Now considering the equation $c=\displaystyle \lim_{x \to \infty }\left( y-mx \right)$, substituting the values $y=x+{{e}^{-x}}\sin x$, $m=1$, then we will have
$c=\displaystyle \lim_{x \to \infty }\left( x+{{e}^{-x}}\sin x-1\times x \right)$
Simplifying the above equation by using basic mathematical operations and limit formulas, then we will get
$\begin{align}
  & c=\displaystyle \lim_{x \to \infty }\left( x+{{e}^{-x}}\sin x-x \right) \\
 & \Rightarrow c=\displaystyle \lim_{x \to \infty }\left( {{e}^{-x}}\sin x \right) \\
 & \Rightarrow c=0 \\
\end{align}$
From the above equation we have the value of $c$ as $c=0$.

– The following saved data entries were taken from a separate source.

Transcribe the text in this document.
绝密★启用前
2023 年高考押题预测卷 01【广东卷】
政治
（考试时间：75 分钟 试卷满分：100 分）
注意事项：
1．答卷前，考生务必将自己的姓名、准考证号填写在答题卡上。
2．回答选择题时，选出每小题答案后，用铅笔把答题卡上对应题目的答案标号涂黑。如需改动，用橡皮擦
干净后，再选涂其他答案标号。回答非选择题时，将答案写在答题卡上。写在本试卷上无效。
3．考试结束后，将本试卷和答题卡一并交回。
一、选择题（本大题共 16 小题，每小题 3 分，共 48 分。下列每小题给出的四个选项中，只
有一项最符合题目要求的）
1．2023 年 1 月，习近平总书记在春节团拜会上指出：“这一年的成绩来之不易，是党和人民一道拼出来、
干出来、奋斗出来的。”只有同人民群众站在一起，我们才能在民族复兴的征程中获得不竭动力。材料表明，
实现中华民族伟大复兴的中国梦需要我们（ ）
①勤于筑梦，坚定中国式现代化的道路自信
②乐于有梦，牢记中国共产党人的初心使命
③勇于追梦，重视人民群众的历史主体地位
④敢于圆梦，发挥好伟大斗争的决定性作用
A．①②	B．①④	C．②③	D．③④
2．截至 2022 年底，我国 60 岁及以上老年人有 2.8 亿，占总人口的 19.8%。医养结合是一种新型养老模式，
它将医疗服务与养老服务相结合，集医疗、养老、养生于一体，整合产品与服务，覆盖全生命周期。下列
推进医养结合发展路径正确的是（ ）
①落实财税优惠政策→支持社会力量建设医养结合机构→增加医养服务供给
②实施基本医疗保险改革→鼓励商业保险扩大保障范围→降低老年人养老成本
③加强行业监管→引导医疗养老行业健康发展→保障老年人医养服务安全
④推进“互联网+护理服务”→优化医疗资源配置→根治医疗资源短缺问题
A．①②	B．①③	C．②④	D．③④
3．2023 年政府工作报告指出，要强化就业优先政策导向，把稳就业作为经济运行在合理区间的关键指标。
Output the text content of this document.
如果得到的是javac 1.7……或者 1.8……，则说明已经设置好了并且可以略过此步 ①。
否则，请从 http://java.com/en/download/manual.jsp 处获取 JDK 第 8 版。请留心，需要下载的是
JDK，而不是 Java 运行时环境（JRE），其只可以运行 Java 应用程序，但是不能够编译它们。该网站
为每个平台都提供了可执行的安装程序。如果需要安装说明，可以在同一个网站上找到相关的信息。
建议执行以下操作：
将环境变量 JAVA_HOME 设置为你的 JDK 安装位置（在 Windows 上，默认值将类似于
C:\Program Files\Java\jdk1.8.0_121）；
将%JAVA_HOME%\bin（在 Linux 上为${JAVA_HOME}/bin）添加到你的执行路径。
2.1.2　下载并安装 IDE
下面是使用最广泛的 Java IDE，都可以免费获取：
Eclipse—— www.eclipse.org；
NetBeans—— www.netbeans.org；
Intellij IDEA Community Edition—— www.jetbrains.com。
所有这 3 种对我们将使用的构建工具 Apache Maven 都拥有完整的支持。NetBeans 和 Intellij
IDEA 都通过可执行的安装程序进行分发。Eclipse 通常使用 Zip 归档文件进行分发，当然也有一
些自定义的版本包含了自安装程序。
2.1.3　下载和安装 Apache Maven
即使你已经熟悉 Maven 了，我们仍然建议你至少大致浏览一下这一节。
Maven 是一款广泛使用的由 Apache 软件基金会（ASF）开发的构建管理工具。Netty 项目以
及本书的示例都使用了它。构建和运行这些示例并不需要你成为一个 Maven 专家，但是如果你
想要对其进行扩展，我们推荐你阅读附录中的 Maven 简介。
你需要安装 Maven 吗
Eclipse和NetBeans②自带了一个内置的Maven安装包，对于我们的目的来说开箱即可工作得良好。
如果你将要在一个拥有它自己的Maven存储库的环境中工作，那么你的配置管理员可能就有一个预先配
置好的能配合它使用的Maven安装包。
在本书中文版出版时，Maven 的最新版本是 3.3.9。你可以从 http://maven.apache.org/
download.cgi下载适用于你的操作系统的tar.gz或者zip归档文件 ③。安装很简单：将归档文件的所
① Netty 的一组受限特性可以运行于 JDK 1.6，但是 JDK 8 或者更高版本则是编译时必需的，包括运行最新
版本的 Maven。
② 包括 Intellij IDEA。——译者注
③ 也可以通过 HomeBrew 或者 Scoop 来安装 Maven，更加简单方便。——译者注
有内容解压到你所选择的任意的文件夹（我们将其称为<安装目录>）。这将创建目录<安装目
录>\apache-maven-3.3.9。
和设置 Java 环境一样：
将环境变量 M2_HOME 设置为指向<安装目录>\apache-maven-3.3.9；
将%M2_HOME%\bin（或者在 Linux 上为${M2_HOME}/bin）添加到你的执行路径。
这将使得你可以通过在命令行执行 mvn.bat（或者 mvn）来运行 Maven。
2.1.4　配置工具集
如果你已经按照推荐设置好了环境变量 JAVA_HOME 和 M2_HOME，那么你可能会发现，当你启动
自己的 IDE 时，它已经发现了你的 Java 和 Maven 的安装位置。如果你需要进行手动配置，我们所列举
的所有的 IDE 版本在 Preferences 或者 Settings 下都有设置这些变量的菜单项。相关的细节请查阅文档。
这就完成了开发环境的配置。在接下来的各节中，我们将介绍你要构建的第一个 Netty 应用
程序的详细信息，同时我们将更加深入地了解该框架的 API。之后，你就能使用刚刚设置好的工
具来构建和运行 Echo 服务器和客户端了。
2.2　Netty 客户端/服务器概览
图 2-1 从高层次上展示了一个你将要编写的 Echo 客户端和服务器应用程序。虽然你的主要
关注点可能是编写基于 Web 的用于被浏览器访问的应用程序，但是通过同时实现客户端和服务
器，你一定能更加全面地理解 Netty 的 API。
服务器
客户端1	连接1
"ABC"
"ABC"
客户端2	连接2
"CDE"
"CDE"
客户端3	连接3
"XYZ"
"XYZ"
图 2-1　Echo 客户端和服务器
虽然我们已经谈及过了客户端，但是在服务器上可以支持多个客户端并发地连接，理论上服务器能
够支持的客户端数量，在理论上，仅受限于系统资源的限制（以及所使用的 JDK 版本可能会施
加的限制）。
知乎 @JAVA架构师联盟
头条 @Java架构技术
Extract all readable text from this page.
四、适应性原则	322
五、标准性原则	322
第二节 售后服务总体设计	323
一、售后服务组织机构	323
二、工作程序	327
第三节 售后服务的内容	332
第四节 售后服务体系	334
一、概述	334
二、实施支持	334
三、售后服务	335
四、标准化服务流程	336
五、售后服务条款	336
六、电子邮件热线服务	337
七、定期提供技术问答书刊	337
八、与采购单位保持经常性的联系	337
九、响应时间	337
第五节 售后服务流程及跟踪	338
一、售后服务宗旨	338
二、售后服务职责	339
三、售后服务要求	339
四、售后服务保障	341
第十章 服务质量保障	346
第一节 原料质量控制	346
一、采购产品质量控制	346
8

Substituting the values $m=1$, $c=0$ in the assumed equation of oblique asymptote which is $y=mx+c$, then we will get
$\begin{align}
  & y=1\left( x \right)+0 \\
 & \Rightarrow y=x \\
\end{align}$
Hence option – D is the correct answer.
The graph of the both the equations is given by

Note: For this type of problems, we regularly use the concept of limits. So, we will use the formulas of limits at every step. Some of the limit formulas which we will use regularly are given below
$\displaystyle \lim_{x \to a}x=a$
$\displaystyle \lim_{x \to a}\left( px+q \right)=pa+q$
$\displaystyle \lim_{x \to a}{{x}^{n}}={{a}^{n}}$.